Frame Game

Republican Class Warfare

GOP candidates preach progressive taxation and social mobility while bashing Obama for the same thing.

Karl Marx

(John Mayall)

At the start of last night’s Las Vegas presidential debate, Newt Gingrich sounded a theme that nearly every Republican candidate has used against President Obama. “When I am president,” Gingrich promised, “we’re going to replace class warfare with cooperation.”

And then, for nearly two hours, the Republican candidates waged class warfare.

The first shot came from Rick Santorum. It was aimed at Herman Cain’s 9-9-9 tax plan. Santorum cited an analysis by the Tax Policy Center, which concluded that the plan would cut taxes on the top 20 percent of earners but raise taxes on the bottom 80 percent. Santorum objected: “When you don’t provide a standard deduction, when you don’t provide anything for low-income individuals, and you have a sales tax and an income tax and, as Michele said, a value-added tax, which is really what his corporate tax is, we’re talking about major increases in taxes on people.”

When you don’t provide anything for low-income individuals. In other words, the lower class deserves a break so that it doesn’t pay the same rate as the upper class.

Cain rejected this criticism, explaining, “We do provide a provision, if you read the analysis, something we call opportunity zones, that will, in fact, address the issue of those making the least.” According to Cain’s Web site, the plan “features a platform to launch properly structured Empowerment Zones to renew our inner cities.” These zones “will offer deductions” from the plan’s “9% Business Flat Tax” and its “9% Individual Flat Tax.” So the taxes aren’t really flat. If you live or work in a struggling inner-city neighborhood—i.e., if you’re lower-class or underclass—you get a better rate.

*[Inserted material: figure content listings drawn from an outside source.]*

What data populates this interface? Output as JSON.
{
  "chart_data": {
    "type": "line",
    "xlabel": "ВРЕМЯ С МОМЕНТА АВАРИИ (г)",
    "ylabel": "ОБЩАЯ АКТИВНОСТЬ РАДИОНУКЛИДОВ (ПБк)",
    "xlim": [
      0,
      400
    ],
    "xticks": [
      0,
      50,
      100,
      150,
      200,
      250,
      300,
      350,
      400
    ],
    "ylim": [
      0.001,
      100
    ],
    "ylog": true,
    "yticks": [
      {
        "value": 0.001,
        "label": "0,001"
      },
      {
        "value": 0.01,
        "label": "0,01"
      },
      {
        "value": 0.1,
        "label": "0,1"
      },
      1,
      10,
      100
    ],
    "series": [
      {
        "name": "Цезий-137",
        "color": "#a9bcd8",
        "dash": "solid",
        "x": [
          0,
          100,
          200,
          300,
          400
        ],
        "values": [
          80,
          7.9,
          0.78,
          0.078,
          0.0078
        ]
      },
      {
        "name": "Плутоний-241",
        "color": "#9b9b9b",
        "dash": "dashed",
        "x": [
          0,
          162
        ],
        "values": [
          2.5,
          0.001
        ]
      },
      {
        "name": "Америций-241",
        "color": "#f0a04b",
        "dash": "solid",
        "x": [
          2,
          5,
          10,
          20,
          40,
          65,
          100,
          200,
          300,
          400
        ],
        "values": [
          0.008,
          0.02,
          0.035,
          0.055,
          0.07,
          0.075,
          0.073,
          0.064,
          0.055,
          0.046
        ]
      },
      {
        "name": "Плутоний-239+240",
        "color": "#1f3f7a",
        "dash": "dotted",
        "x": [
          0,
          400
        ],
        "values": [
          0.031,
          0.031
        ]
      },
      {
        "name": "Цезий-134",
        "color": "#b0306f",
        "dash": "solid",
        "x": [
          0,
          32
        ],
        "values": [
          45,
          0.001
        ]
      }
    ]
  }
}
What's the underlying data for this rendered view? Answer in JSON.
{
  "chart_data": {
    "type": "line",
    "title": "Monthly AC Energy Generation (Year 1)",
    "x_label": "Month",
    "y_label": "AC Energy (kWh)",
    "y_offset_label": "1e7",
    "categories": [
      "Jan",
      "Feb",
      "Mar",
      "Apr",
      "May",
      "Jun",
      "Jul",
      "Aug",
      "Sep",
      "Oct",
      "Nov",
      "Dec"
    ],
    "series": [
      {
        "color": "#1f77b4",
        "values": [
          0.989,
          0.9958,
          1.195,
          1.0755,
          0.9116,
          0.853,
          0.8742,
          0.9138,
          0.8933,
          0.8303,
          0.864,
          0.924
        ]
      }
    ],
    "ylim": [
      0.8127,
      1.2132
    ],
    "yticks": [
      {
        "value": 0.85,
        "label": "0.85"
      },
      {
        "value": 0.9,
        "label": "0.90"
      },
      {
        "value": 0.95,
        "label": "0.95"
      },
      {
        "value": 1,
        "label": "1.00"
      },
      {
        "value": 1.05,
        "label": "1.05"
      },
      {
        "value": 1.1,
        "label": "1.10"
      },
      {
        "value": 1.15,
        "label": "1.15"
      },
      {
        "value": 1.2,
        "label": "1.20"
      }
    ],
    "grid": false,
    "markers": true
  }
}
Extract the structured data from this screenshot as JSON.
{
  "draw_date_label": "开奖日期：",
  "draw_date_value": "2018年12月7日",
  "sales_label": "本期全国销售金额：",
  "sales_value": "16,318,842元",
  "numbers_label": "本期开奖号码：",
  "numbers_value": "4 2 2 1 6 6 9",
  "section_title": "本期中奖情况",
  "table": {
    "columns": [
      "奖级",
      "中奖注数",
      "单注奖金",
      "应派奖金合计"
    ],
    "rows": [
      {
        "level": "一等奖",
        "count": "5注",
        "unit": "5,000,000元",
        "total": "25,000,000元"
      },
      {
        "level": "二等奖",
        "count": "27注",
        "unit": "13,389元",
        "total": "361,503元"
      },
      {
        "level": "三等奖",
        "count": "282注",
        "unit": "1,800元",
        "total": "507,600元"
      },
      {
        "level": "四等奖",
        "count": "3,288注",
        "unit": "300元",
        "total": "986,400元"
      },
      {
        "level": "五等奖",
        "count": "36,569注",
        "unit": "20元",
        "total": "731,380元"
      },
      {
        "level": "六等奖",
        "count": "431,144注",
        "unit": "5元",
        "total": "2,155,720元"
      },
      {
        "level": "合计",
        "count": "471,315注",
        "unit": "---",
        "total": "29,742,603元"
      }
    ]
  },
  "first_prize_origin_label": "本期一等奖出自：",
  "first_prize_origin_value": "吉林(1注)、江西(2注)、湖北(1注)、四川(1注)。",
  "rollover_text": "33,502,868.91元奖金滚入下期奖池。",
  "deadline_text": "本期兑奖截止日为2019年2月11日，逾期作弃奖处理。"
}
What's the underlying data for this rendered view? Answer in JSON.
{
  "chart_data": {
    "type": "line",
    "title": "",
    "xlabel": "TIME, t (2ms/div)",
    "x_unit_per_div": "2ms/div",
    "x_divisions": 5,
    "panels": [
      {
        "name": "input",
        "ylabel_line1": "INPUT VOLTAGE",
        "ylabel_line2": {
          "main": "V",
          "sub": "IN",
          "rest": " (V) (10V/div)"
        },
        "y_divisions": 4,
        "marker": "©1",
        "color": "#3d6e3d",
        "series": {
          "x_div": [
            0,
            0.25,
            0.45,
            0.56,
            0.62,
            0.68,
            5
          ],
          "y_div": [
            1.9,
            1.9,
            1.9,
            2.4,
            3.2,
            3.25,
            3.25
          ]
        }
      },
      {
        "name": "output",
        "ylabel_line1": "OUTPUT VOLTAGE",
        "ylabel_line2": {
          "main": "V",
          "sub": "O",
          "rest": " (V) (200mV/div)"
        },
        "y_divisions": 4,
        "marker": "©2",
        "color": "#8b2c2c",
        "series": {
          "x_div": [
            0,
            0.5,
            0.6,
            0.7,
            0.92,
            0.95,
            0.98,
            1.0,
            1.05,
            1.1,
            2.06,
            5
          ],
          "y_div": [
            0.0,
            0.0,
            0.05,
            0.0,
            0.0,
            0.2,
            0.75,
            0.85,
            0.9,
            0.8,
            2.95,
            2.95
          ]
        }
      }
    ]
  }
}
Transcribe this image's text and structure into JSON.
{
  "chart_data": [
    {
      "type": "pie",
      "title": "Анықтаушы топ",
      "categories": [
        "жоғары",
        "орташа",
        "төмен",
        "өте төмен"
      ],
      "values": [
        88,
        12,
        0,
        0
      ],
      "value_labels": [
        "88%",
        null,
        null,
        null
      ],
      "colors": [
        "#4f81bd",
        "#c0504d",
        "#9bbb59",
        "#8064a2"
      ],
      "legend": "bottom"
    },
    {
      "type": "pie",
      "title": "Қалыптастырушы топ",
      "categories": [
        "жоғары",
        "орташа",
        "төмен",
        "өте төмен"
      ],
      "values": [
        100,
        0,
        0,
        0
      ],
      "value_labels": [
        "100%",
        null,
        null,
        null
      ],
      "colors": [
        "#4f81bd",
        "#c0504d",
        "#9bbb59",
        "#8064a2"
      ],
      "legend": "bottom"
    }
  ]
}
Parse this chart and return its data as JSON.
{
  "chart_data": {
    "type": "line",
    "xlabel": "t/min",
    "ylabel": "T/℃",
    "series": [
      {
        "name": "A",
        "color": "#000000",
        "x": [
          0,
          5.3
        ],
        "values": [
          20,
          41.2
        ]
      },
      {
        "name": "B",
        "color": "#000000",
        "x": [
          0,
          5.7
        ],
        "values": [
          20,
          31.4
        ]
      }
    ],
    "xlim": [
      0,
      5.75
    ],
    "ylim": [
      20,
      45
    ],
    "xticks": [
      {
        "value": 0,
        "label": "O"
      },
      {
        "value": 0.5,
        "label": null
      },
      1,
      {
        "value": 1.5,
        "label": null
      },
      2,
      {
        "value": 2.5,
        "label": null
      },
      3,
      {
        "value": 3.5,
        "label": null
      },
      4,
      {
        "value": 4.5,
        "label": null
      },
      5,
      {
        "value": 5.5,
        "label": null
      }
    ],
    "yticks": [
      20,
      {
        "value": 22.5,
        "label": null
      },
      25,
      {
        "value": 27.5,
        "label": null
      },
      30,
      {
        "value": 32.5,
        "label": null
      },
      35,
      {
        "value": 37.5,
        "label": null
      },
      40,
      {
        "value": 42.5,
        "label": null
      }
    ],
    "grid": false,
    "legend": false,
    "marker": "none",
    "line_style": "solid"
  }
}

That answer didn’t satisfy Ron Paul. “The worst part about” Cain’s plan, he argued, was that “it’s regressive. A lot of people aren’t paying any taxes, and I like that.” The 9-9-9 plan, Paul repeated, “is a regressive tax.”

In last week’s debate, Mitt Romney advocated a class-based approach to tax cuts. “If I’m going to use precious dollars to reduce taxes,” he said, “I want to focus on where the people are hurting the most, and that’s the middle class. I’m not worried about rich people.” In last night’s debate, he repeated that message. “I want to reduce taxes on middle income families,” he told Cain. “Middle income people see higher taxes under your plan. If it’s lower for the middle class, that’s great. But that’s not what I saw.”

When the debate moved on from tax cuts to job creation, Santorum boasted:

I’ve put forward the plan that’s going to allow for income mobility. That’s a new term, but I’ve been using it for a long time, which is people at the bottom part of the income scale being able to rise in society. Believe it or not, studies have been done that show that in Western Europe, people at the lower parts of the income scale actually have a better mobility going up the ladder now than in America. … And that’s why I focus all of the real big changes in the tax code at manufacturing.

In Western Europe, people at the lower parts of the income scale actually have a better mobility going up the ladder now than in America. That’s a critique of entrenched class structure combined with a slam at the U.S. vis-à-vis Europe. If Obama had said it, every Republican presidential candidate would have called him an anti-American Marxist. Yet none of them uttered a peep in response to Santorum’s remarks.

When the debate moved on to the 2008 bailout, Paul protested:

Guess who they bailed out? The big corporations of people who were ripping off the people in the derivatives market. And they said, “Oh, the world’s going to come to an end unless we bail out all the banks.” … But who got stuck? The middle class got stuck. They got stuck. They lost their jobs, and they lost their houses. If you had to give money out, you should have given it to people who were losing their mortgages, not to the banks.

So, to summarize Paul’s philosophy: Taxes are bad, but more so if they apply to the lower class. And bailouts are bad, but less so if they target the middle class.

In the debate’s closing moments, Cain took a final shot at Romney: “There’s one difference between the two of us in terms of our experience. With all due respect, his business executive experience has been more Wall Street-oriented. Mine has been more Main Street. I have managed small companies. I’ve actually had to clean the parking lot.”

Apparently, in this presidential election, it’s a liability not just to have served in public office, but also to have run a big company. It’s an asset, on the other hand, to have held the most menial job.

I’m not suggesting, of course, that the Republicans are actually Marxists. They’re just speaking up for compassion, social mobility, and progressive taxation. There’s nothing wrong with that. What’s wrong is crying “class warfare” when Obama does the same thing.